Though much of Smith’s work leaves people’s faces ambiguous, the construction workers’ features are relatively distinct. “I wanted them to be recognized as specific individuals working as a team to create a building,” he said.

He generally loves to play around with ambiguity and anonymity (he declined to have his photo taken for this article), giving the viewer pieces of information and allowing them to fill in the blanks themselves. One piece, for example, is made of fragments of photos that show just a bit of the faces of a man and child. In another he used picotage, an 18th Century French textile process wherein ceramic tools are used to poke holes in photographs. “I’ve used it to disguise the images of the figures in my photographs,” he said. At the same time, he used the picotage to create a diamond overlay that seems to change and become more or less apparent depending on the angle you view it from.

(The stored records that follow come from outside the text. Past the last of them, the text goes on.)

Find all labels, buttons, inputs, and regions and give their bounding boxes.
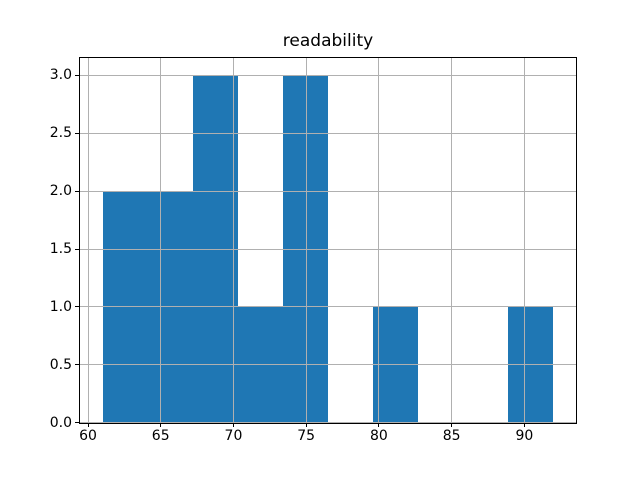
x-tick-label: 60 xyxy=(79,428,97,444)
x-gridline xyxy=(378,58,380,423)
x-tick-mark xyxy=(451,423,453,427)
y-tick-mark xyxy=(75,364,79,366)
x-tick-label: 75 xyxy=(297,428,316,444)
grid-layer xyxy=(80,58,576,423)
x-tick-mark xyxy=(160,423,162,427)
x-gridline xyxy=(451,58,453,423)
x-gridline xyxy=(305,58,307,423)
chart-title: readability xyxy=(282,31,374,51)
y-tick-label: 1.5 xyxy=(49,241,72,258)
y-gridline xyxy=(80,132,576,134)
y-gridline xyxy=(80,306,576,308)
plot-area xyxy=(79,57,577,424)
y-tick-label: 2.0 xyxy=(49,183,72,200)
y-tick-mark xyxy=(75,422,79,424)
y-tick-label: 0.0 xyxy=(49,414,72,431)
y-tick-mark xyxy=(75,74,79,76)
y-gridline xyxy=(80,74,576,76)
y-tick-mark xyxy=(75,248,79,250)
y-gridline xyxy=(80,190,576,192)
y-tick-mark xyxy=(75,132,79,134)
x-tick-mark xyxy=(232,423,234,427)
x-tick-label: 65 xyxy=(151,428,170,444)
x-gridline xyxy=(232,58,234,423)
x-tick-mark xyxy=(378,423,380,427)
y-tick-label: 2.5 xyxy=(49,125,72,142)
x-tick-label: 85 xyxy=(442,428,461,444)
y-tick-mark xyxy=(75,190,79,192)
x-tick-label: 70 xyxy=(224,428,243,444)
y-tick-label: 1.0 xyxy=(49,298,72,315)
x-tick-mark xyxy=(305,423,307,427)
x-gridline xyxy=(523,58,525,423)
x-gridline xyxy=(160,58,162,423)
x-tick-mark xyxy=(87,423,89,427)
x-gridline xyxy=(87,58,89,423)
x-tick-label: 80 xyxy=(369,428,388,444)
y-gridline xyxy=(80,248,576,250)
x-tick-mark xyxy=(523,423,525,427)
y-gridline xyxy=(80,422,576,423)
x-tick-label: 90 xyxy=(515,428,534,444)
y-tick-label: 3.0 xyxy=(49,67,72,84)
y-tick-mark xyxy=(75,306,79,308)
y-gridline xyxy=(80,364,576,366)
y-tick-label: 0.5 xyxy=(49,356,72,373)
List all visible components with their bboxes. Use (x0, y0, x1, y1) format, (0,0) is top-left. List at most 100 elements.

Most of the photos he uses in his art he took during trips to Jamaica to visit his family. “I think the reason why I do a lot of work based on Jamaica is just nostalgia and yearning to know what it would be like if I grew up there rather than being here,” he said. While he expected to live in Brooklyn only until August of this year, he’s considering staying longer. The city has grown on him, he said; his favorite things about Bushwick are the mom and pop shops and ethnic grocery stores. He’s slightly food obsessed-he cooks most of his own meals and laments the lack of fresh mangos and limited selection of fruit in the U.S. compared to Jamaica.

Smith is currently working on a new project that has yet to take form but involves using real chicken feet to create chicken foot molds made from plastic that he melts in his apartment’s kitchen. He has a show that opens April 30 at the Zieher Smith and Horton Gallery in Chelsea, and his construction worker paintings will be hung in one of the amenity floors of 50 West when the building is completed in late 2016.

Correction: This story has been edited from its original version to state that the architect for 50 West is Helmut Jahn and 50 West will be completed by late 2016.